By Ryan C. Wood
Yes, it happens. Just because you filed for Chapter 7 or Chapter 13 bankruptcy and the Bankruptcy Court signed your order of discharge does not mean a creditor will not call you, write you a letter or even sue you to try and get paid on a debt that was discharged. They can do these things and they can be wrong for doing it.
Most people first contact their bankruptcy attorney to let them know a creditor is still bothering them. That attorney’s representation of you most likely ended upon the entry of the discharge or even after the conclusion of the meeting of the creditors. This is pretty standard. The attorney may not be willing to get involved with enforcing the order of discharge without further compensation. More time equals more money. Instead of calling your bankruptcy lawyer send the creditor or the collection agency that is still bothering you a copy of the order of discharge. Whether they were served with the original bankruptcy petition at the time of filing could be an issue depending upon the circumstances. This article is not going to address the legal rights of parties under the different chapters of the Bankruptcy Code and whether they have to be listed as a creditor in the case or received some sort of notice of the bankruptcy case filing when it was filed.
So what if the creditor or collection agency will not go away or still is bothering you? Even calling you at work attempting to collect on a discharge debt? You may have to take legal action and have the Bankruptcy Court hold them in contempt of court for violating 11 U.S.C. §524, the order of discharge. See Barrientos v. Wells Fargo Bank (In re Barrientos), 663 F. 3d 1186 (9th Cir. February, 2011).
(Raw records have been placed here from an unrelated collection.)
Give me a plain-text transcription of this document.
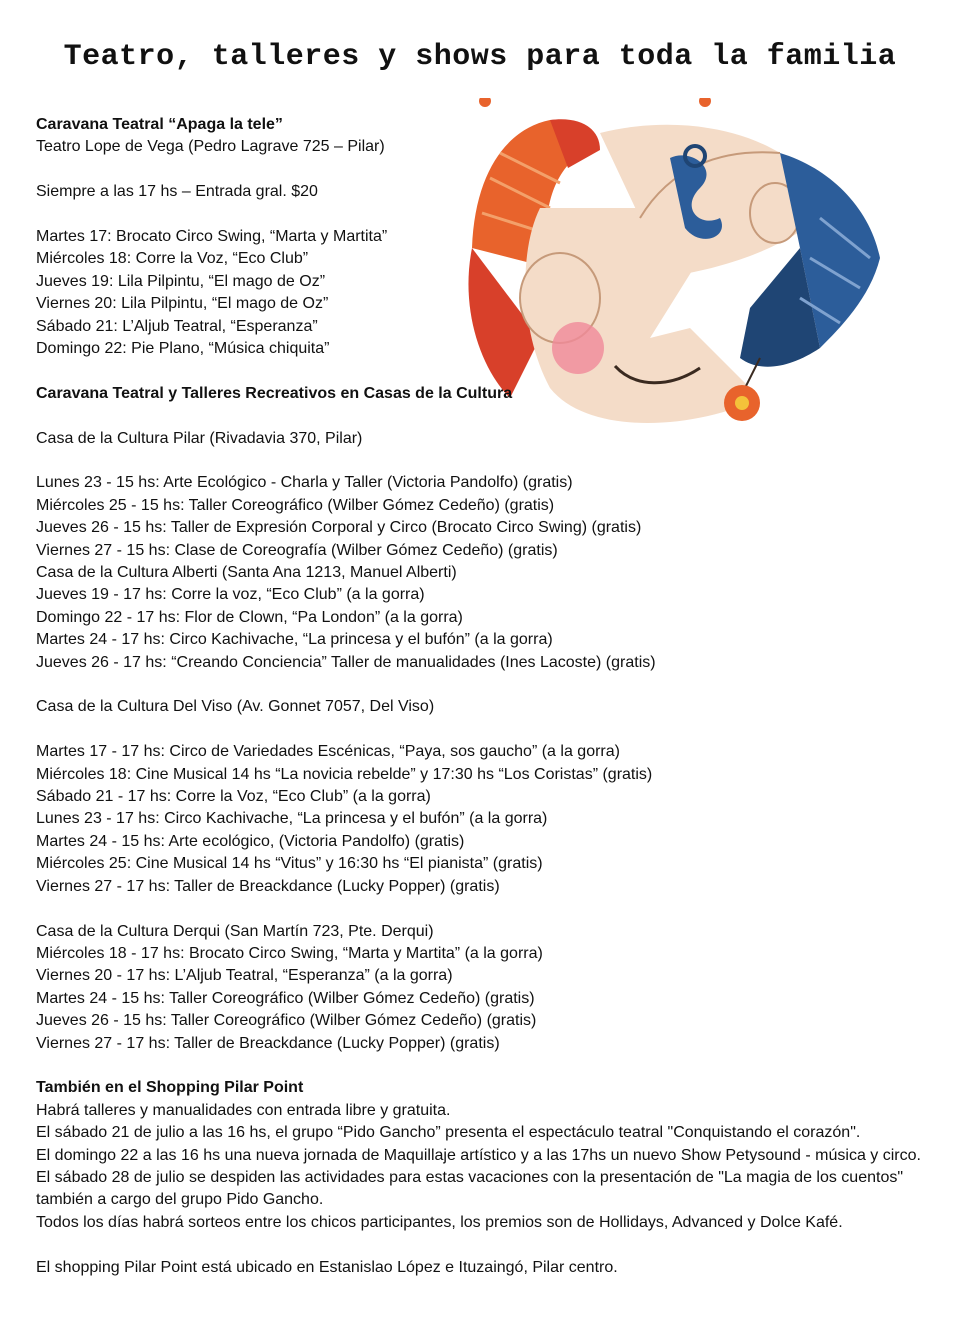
Teatro, talleres y shows para toda la familia
Caravana Teatral “Apaga la tele”
Teatro Lope de Vega (Pedro Lagrave 725 – Pilar)
Siempre a las 17 hs – Entrada gral. $20
Martes 17: Brocato Circo Swing, “Marta y Martita”
Miércoles 18: Corre la Voz, “Eco Club”
Jueves 19: Lila Pilpintu, “El mago de Oz”
Viernes 20: Lila Pilpintu, “El mago de Oz”
Sábado 21: L’Aljub Teatral, “Esperanza”
Domingo 22: Pie Plano, “Música chiquita”
Caravana Teatral y Talleres Recreativos en Casas de la Cultura
Casa de la Cultura Pilar (Rivadavia 370, Pilar)
Lunes 23 - 15 hs: Arte Ecológico - Charla y Taller (Victoria Pandolfo) (gratis)
Miércoles 25 - 15 hs: Taller Coreográfico (Wilber Gómez Cedeño) (gratis)
Jueves 26 - 15 hs: Taller de Expresión Corporal y Circo (Brocato Circo Swing) (gratis)
Viernes 27 - 15 hs: Clase de Coreografía (Wilber Gómez Cedeño) (gratis)
Casa de la Cultura Alberti (Santa Ana 1213, Manuel Alberti)
Jueves 19 - 17 hs: Corre la voz, “Eco Club” (a la gorra)
Domingo 22 - 17 hs: Flor de Clown, “Pa London” (a la gorra)
Martes 24 - 17 hs: Circo Kachivache, “La princesa y el bufón” (a la gorra)
Jueves 26 - 17 hs: “Creando Conciencia” Taller de manualidades (Ines Lacoste) (gratis)
Casa de la Cultura Del Viso (Av. Gonnet 7057, Del Viso)
Martes 17 - 17 hs: Circo de Variedades Escénicas, “Paya, sos gaucho” (a la gorra)
Miércoles 18: Cine Musical 14 hs “La novicia rebelde” y 17:30 hs “Los Coristas” (gratis)
Sábado 21 - 17 hs: Corre la Voz, “Eco Club” (a la gorra)
Lunes 23 - 17 hs: Circo Kachivache, “La princesa y el bufón” (a la gorra)
Martes 24 - 15 hs: Arte ecológico, (Victoria Pandolfo) (gratis)
Miércoles 25: Cine Musical 14 hs “Vitus” y 16:30 hs “El pianista” (gratis)
Viernes 27 - 17 hs: Taller de Breackdance (Lucky Popper) (gratis)
Casa de la Cultura Derqui (San Martín 723, Pte. Derqui)
Miércoles 18 - 17 hs: Brocato Circo Swing, “Marta y Martita” (a la gorra)
Viernes 20 - 17 hs: L’Aljub Teatral, “Esperanza” (a la gorra)
Martes 24 - 15 hs: Taller Coreográfico (Wilber Gómez Cedeño) (gratis)
Jueves 26 - 15 hs: Taller Coreográfico (Wilber Gómez Cedeño) (gratis)
Viernes 27 - 17 hs: Taller de Breackdance (Lucky Popper) (gratis)
También en el Shopping Pilar Point
Habrá talleres y manualidades con entrada libre y gratuita.
El sábado 21 de julio a las 16 hs, el grupo “Pido Gancho” presenta el espectáculo teatral "Conquistando el corazón".
El domingo 22 a las 16 hs una nueva jornada de Maquillaje artístico y a las 17hs un nuevo Show Petysound - música y circo.
El sábado 28 de julio se despiden las actividades para estas vacaciones con la presentación de "La magia de los cuentos" también a cargo del grupo Pido Gancho.
Todos los días habrá sorteos entre los chicos participantes, los premios son de Hollidays, Advanced y Dolce Kafé.
El shopping Pilar Point está ubicado en Estanislao López e Ituzaingó, Pilar centro.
The 9th Circuit Court of Appeals has instructed us in Barrientos that the proper remedy is to reopen the bankruptcy case and file a motion for contempt. In this particular case the bankruptcy attorney filed an adversary proceeding and not a motion for contempt. An adversary proceeding is a lawsuit filed within a bankruptcy case to adjudicate something. Without boring you with all the legalese in this case the bottom line is your bankruptcy lawyer that filed your case, or who you retain later, needs to reopen that bankruptcy case and file a motion for contempt, not file adversary proceeding for violation of the order of discharge. In Barrientos the Ninth Circuit Court of Appeals explains that Congress did not intend for enforcement of a discharge order to be left to any other judge than the bankruptcy judge who issued the order. Contempt proceedings for a violation of § 524 must be initiated by motion in the bankruptcy case under Fed. R. Bankr. P. 9014 and not by adversary proceeding. This does not mean that you are not allowed to provide testimony and serve discovery if necessary.